Robography creates the illusion of life

Bill Vorn’s work explores anthropomorphism

marc apollonio


The Prehysterical Machine is one of several robots Bill Vorn has built to explore human emotion through machine, light and sound.

Robotic artist Bill Vorn wants to know how a machine can be made to discover itself.

In a lecture titled “Artificial Life and Robotic Art: Creating the Illusion of Life,” Vorn, a professor in Concordia’s Intermedia/Cyber-arts program, spoke Nov. 30 at the Montreal Museum of Contemporary Art (MACM) as part of the Faculty of Fine Art’s lecture series, The Defiant Imagination.

As the founder of A-Lab, a robotic arts laboratory, Vorn explores the possibilities of endowing structures of metal with capabilities of personal awareness.

He is a working member of the Hexagram Institute, a media arts and technology group run jointly by researchers from Concordia and UQAM.

Vorn’s lecture was arranged around his “robography,” a chronological presentation of his various robotic projects spanning 1992 to the present. His explanations of the projects were accompanied by videos of the installations in action.

These included Espace Vectoriel (1993), an arrangement of eight sound and light cannons that reacted to the presence of spectators, swivelling on their bases, rising, falling and firing rhythms of bright, loud blasts.

La cour des miracles (1997) is what Vorn calls a “freak show” of dysfunctional, deranged robots. Among them are “the heretic machine” and “the limping machine,” metallic structures that depict suffering through movement and sound. These creations rely on the human tendency of anthropomorphism, or ascribing human meaning where it doesn’t exist.

But this projection of human emotion on unfeeling displays of metal, light and sound is variable, he said. When someone in the audience commented on the sinister and tortured aesthetic of his works, Vorn responded that not everyone sees it that way.

“There are children who laugh as if it was a scene from Disneyland; there are people who are really irritated by the work, and there are those who begin to cry,” he said.

The programming of Vorn’s robots makes use of computer software that he continues to develop as part of his research.
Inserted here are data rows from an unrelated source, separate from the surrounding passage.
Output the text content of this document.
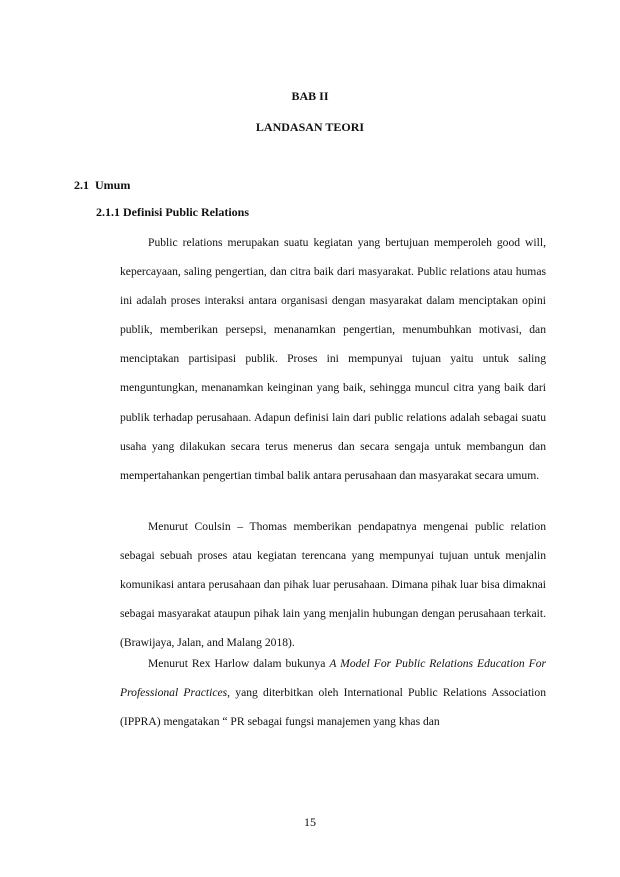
BAB II
LANDASAN TEORI
2.1  Umum
2.1.1 Definisi Public Relations

Public relations merupakan suatu kegiatan yang bertujuan memperoleh good will, kepercayaan, saling pengertian, dan citra baik dari masyarakat. Public relations atau humas ini adalah proses interaksi antara organisasi dengan masyarakat dalam menciptakan opini publik, memberikan persepsi, menanamkan pengertian, menumbuhkan motivasi, dan menciptakan partisipasi publik. Proses ini mempunyai tujuan yaitu untuk saling menguntungkan, menanamkan keinginan yang baik, sehingga muncul citra yang baik dari publik terhadap perusahaan. Adapun definisi lain dari public relations adalah sebagai suatu usaha yang dilakukan secara terus menerus dan secara sengaja untuk membangun dan mempertahankan pengertian timbal balik antara perusahaan dan masyarakat secara umum.

Menurut Coulsin – Thomas memberikan pendapatnya mengenai public relation sebagai sebuah proses atau kegiatan terencana yang mempunyai tujuan untuk menjalin komunikasi antara perusahaan dan pihak luar perusahaan. Dimana pihak luar bisa dimaknai sebagai masyarakat ataupun pihak lain yang menjalin hubungan dengan perusahaan terkait.(Brawijaya, Jalan, and Malang 2018).

Menurut Rex Harlow dalam bukunya A Model For Public Relations Education For Professional Practices, yang diterbitkan oleh International Public Relations Association (IPPRA) mengatakan “ PR sebagai fungsi manajemen yang khas dan

15
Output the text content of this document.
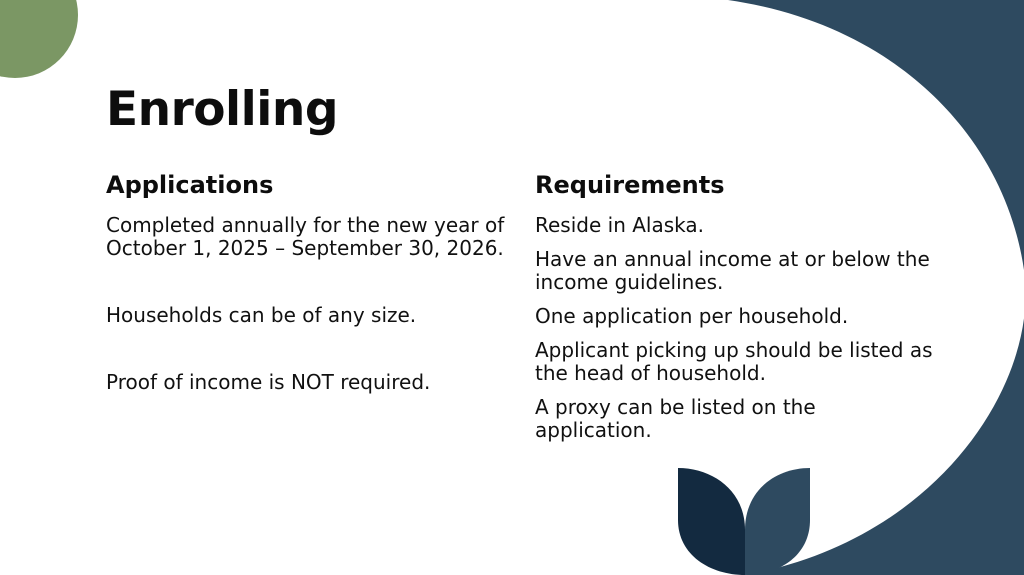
Enrolling
Applications

Completed annually for the new year of October 1, 2025 – September 30, 2026.

Households can be of any size.

Proof of income is NOT required.

Requirements

Reside in Alaska.

Have an annual income at or below the income guidelines.

One application per household.

Applicant picking up should be listed as the head of household.

A proxy can be listed on the application.
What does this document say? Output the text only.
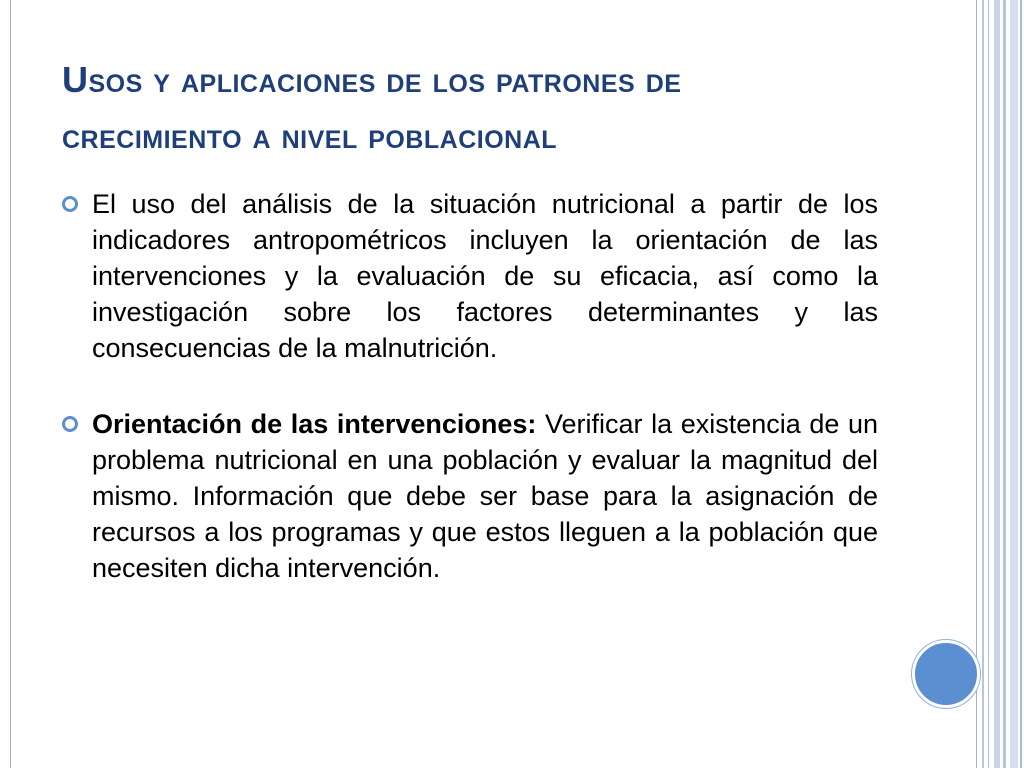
Usos y aplicaciones de los patrones de
crecimiento a nivel poblacional
El uso del análisis de la situación nutricional a partir de los indicadores antropométricos incluyen la orientación de las intervenciones y la evaluación de su eficacia, así como la investigación sobre los factores determinantes y las consecuencias de la malnutrición.
Orientación de las intervenciones: Verificar la existencia de un problema nutricional en una población y evaluar la magnitud del mismo. Información que debe ser base para la asignación de recursos a los programas y que estos lleguen a la población que necesiten dicha intervención.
Many of his projects are made in collaboration with other artists, notably Louis-Philippe Demers. Together they created Le Procès (1999), a robotic per-formance created for Zulu Time, a play by Quebec stage and cinema director Robert Lepage.

The 15 works of Vorn’s robography have been exhibited throughout Europe, Asia, North and South America and have won numerous prizes and honours.

With each successive work he furthers the possibilities of artistic creation with artificial life.

“The conclusion is that there really isn’t a conclusion,” he said in closing his lecture. The field is wide open for exploration.

Rotoscopic Machines (2005), among Vorn’s latest projects, is currently at the Montreal Science Centre until March 2006 as part of the X-treme Rotation exhibition.